L’indépendance du Kosovo est au contraire l’aboutissement d’un long processus, dernier maillon de l’éclatement de la Yougoslavie. La cause immédiate était l’opposition à la volonté de Slobodan Milosevic, le leader nationaliste serbe, de réunir les Serbes dans une « Grande Serbie » mais la marche vers l’indépendance a duré plus de dix ans.
Les mises en garde de la communauté internationale, y compris de la Russie alors dirigée par Boris Eltsine, se sont multipliées à l’égard de Milosevic qui, à partir de 1989, a aggravé la répression contre les Kosovars luttant, y compris pacifiquement, en faveur de l’autonomie puis de l’indépendance. Plusieurs résolutions du Conseil de sécurité de l’ONU, avec l’abstention voire parfois l’approbation de Moscou, ont menacé du recours à la force si Belgrade ne retirait pas ses troupes de la province, en particulier à la fin de 1998.
S’il n’y a pas eu d’autorisation formelle du Conseil de sécurité pour les bombardements de l’Otan sur la Serbie, à partir de mars 1989, la menace d’une intervention était contenue dans plusieurs résolutions de l’ONU et plusieurs séries de négociations diplomatiques avaient eu lieu auparavant pour tenter de résoudre le conflit par le dialogue.

Le refus russo-serbe de négocier

La guerre a duré trois mois, de mars à juin 1999, et s’est terminée par le vote à l’unanimité de la résolution 1244 du Conseil de sécurité de l’ONU. Ce texte reconnaissait l’intégrité territoriale de la Serbie et dotait le Kosovo d’un « statut intérimaire ». Elle autorisait d’autre part le déploiement d’une force internationale. L’évolution de ce « statut intérimaire » a conduit à l’indépendance du Kosovo, scellée seulement à l’issue d’interminables négociations.

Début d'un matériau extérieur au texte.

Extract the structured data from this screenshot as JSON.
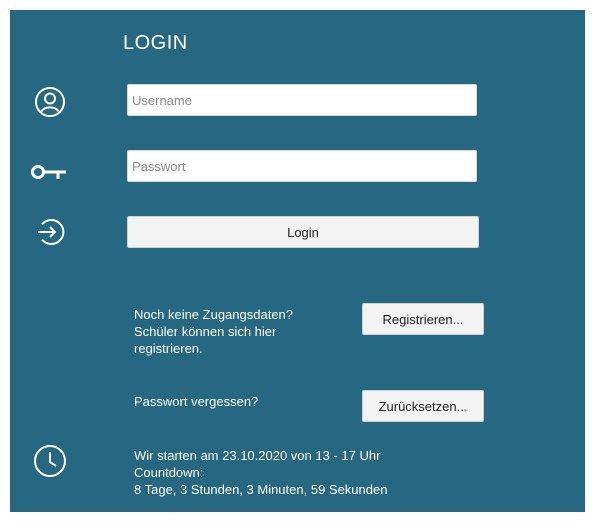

Cette solution ayant été rejetée par Belgrade et par Moscou, un groupe de contact a été créé réunissant tous les protagonistes dans le but de trouver un compromis acceptable par toutes les parties. Cette tentative a échoué parce que la Russie n’a jamais vraiment cherché à négocier.
L’indépendance du Kosovo n’a été proclamée qu’en 2008, soit près de dix ans après l’intervention contre la Serbie. Et c’est seulement en 2012 que le Kosovo a obtenu sa pleine souveraineté. Rien à voir avec la Blitzkrieg menée par Vladimir Poutine en Crimée, ou six ans plus tôt en Ossétie du sud et en Abkhazie pour arracher ces provinces à la Géorgie et les annexer de facto à la Russie.

De Gaulle et Moscou

Dans un article de la revue Commentaire (n°156, Hiver 2016-2017), Henri Froment-Meurisse, ancien ambassadeur de France à Moscou, montre comment le général De Gaulle fit preuve de fermeté vis-à-vis de l’URSS dans toutes les grandes crises de la guerre froide : « S’il [De Gaulle] souhaitait ardemment se bien entendre avec les dirigeants [soviétiques], car cela était ‘dans la nature des choses ‘, il savait aussi leur dire non et même les condamner lorsqu’à son avis ils avaient franchi la ligne rouge », écrit-il. A méditer pour tous ceux qui se réclament aujourd’hui du gaullisme.

Post-scriptum du 22 mars : cet article a été rédigé avant les révélations du Canard enchaîné sur le contrat passé par François Fillon et un homme d’affaires libanais pour que ce dernier puisse rencontrer Vladimir Poutine grâce à l’entremise de l’ancien premier ministre français.